The locale had a couple of plants that I want to mention. One is liverwort, which like moss, is a primordial plant without roots that takes in water from its leafy surface. To me, it’s an uncommon plant I see from time to time in a creek, and according to my plant ID resources, it’s found throughout the world, including deserts and the arctic.
The second plant I want to call out appears in the foreground of most of these photos showing off its bright green five-fingered leaves. My plant friends from Facebook say this is Western coltsfoot or petasites frigidus var. Palmatus.
Changing the topic back to moss; I’ve had a powerful interest in moss for approximately 10 years now. People often ask me, Why moss?
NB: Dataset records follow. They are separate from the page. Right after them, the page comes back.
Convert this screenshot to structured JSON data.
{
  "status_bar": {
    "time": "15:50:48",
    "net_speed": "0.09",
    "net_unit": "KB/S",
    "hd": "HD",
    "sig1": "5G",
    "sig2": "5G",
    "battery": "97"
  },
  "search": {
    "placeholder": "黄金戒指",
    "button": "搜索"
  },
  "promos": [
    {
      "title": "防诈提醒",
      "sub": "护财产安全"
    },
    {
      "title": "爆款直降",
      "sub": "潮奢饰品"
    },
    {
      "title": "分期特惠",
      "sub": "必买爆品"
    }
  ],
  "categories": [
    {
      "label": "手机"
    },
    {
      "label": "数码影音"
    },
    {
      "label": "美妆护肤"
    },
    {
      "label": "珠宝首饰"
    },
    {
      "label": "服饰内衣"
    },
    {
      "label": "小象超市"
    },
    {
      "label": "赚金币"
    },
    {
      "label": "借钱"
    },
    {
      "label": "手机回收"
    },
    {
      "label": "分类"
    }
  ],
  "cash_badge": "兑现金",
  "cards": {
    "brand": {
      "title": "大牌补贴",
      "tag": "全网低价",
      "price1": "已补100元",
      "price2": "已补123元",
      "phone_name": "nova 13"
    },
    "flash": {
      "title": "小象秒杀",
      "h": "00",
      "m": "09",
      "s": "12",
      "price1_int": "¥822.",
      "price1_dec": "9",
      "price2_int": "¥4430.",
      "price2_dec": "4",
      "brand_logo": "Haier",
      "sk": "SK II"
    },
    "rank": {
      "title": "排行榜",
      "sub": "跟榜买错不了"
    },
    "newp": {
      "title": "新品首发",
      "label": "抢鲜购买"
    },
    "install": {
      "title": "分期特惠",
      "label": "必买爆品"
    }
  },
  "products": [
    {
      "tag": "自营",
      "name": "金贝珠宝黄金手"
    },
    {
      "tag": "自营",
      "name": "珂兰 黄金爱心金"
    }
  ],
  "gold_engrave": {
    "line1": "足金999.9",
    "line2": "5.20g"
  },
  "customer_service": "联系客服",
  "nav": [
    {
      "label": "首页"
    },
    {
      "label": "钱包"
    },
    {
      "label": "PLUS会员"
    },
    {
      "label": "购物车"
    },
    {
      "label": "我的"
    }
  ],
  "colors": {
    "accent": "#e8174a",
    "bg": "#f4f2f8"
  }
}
I think this question implies something negative like “Why are you so interested in moss of all things?”
I’ve asked myself the question over and over and I come up with the same answer each time. I have a lifelong love of color and texture and I’m infatuated with the bright green and fuzzy texture of moss. I want to have a modern and edgy sensibility — but if I’m honest, I actually have a romantic and sensual vision, and moss is linked to that vision.
I also love how moss is an element from the background. It’s like the cello and the bass in an orchestra; an instrument that rarely has a solo like a violin, flute or trumpet. I like flipping the symphony over on its head and making the cello the main instrument. In my mind, the moss represents what is overlooked, hidden, quiet and subtle; I love taking it out of the background and bringing it to the foreground.